At least in New York and California, if not every state. [John Steele, Legal Ethics Forum] Curiously uncontroversial, no? In 2012 we noted: “Among the trip-ups are that lawyers are sworn by oath to uphold the laws of the land; that federal law bars the granting of state professional licenses to illegals; that federal law makes it unlawful to offer employment to them; and that clients might find themselves in a pickle were their attorneys whisked away on zero notice to face deporation.” More: Scott Greenfield.
- NLRB ruling: calling one’s boss “nasty m___f___” can be protected labor advocacy for which dismissal is unlawful [Pier Sixty LLC; Michael Schmidt, Cozen O’Connor, Jon Hyman]
- “Declining Desire to Work and Downward Trends in Unemployment and Participation” [Tyler Cowen]

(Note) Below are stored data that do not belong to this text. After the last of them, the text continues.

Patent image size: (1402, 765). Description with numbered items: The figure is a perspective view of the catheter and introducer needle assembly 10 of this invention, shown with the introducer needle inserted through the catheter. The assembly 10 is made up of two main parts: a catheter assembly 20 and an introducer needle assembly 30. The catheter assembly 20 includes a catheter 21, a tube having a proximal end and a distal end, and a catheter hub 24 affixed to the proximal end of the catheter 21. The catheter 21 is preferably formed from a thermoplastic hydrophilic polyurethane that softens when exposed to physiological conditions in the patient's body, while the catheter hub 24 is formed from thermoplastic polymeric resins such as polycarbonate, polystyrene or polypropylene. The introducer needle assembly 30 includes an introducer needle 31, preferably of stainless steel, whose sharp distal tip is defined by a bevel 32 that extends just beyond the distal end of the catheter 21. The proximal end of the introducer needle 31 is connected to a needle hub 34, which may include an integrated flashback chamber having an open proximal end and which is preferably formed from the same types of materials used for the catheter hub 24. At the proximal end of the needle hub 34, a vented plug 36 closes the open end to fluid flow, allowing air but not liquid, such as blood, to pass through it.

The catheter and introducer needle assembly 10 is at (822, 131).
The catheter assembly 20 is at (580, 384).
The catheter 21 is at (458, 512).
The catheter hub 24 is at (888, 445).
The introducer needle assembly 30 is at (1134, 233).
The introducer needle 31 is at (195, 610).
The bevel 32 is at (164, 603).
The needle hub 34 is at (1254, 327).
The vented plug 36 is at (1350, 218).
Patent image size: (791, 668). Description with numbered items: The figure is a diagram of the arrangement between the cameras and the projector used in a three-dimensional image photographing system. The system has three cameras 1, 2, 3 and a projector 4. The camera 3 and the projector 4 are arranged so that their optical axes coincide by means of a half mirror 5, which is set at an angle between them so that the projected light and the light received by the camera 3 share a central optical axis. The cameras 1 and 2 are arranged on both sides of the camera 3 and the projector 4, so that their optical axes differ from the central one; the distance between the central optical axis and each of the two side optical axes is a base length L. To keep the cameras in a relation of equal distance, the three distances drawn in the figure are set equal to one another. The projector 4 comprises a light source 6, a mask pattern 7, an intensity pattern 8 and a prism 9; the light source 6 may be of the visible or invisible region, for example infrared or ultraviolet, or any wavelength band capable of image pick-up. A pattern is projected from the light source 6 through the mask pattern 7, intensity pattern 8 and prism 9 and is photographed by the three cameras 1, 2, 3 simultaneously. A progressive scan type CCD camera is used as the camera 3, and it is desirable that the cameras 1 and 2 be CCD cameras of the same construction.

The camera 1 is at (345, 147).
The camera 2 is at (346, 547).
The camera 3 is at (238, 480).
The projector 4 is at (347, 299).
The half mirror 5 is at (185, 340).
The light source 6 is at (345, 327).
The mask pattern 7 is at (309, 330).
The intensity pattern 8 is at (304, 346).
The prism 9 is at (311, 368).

- Public sector union negotiations need sunlight [Trey Kovacs, Workplace Choice]
- “Is Non-Pregnancy a BFOQ [Bona Fide Occupational Qualification] for Exotic Dancers?” [Philip K. Miles III, Lawffice Space]
- “EEOC Issues Long-Awaited Wellness Program Rules” [Daniel Schwartz]
- Following New York Times investigation, Gov. Andrew Cuomo cracks down on employment at nail salons, and that will hurt immigrant workers [Alex Nowrasteh, New York Post; Elizabeth Nolan Brown/Reason and more, New York Times “Room for Debate”]
- President Obama keeps promoting myths about Lilly Ledbetter case [Hans Bader, CEI; Glenn Kessler, Washington Post; earlier]
My Cato colleague Ilya Shapiro writes that whatever view one may take of the underlying issues of immigration policy, a Texas federal court was right to find that President Obama’s Deferred Action for Parents of Americans and Lawful Permanent Residents executive action (DAPA) exceeded his statutory powers. More: Josh Blackman, Memeorandum.
Missed this one from the fall: a Texas catering business will pay a fine to the U.S. government for having engaged in “citizenship discrimination.” “Culinaire International unlawfully discriminated against employees based on their citizenship status, the Justice Department claimed, because it required non-citizen employees to provide extra proof of their right to work in the United States. Culinaire has agreed to pay the United States $20,460 in civil penalties, receive training in anti-discrimination rules of the Immigration and Nationality Act, revise its work eligibility verification process, and create a $40,000 back pay fund for ‘potential economic victims.'” Employers face stringent penalties if they ask for too few documents, but that doesn’t mean they’re free to ask for any more than the right number. [Rachel Stoltzfoos, Daily Caller; Bill Watson (“Trying too hard to follow bad laws? That’s illegal”)] Several related cases, from fifteen years ago, here.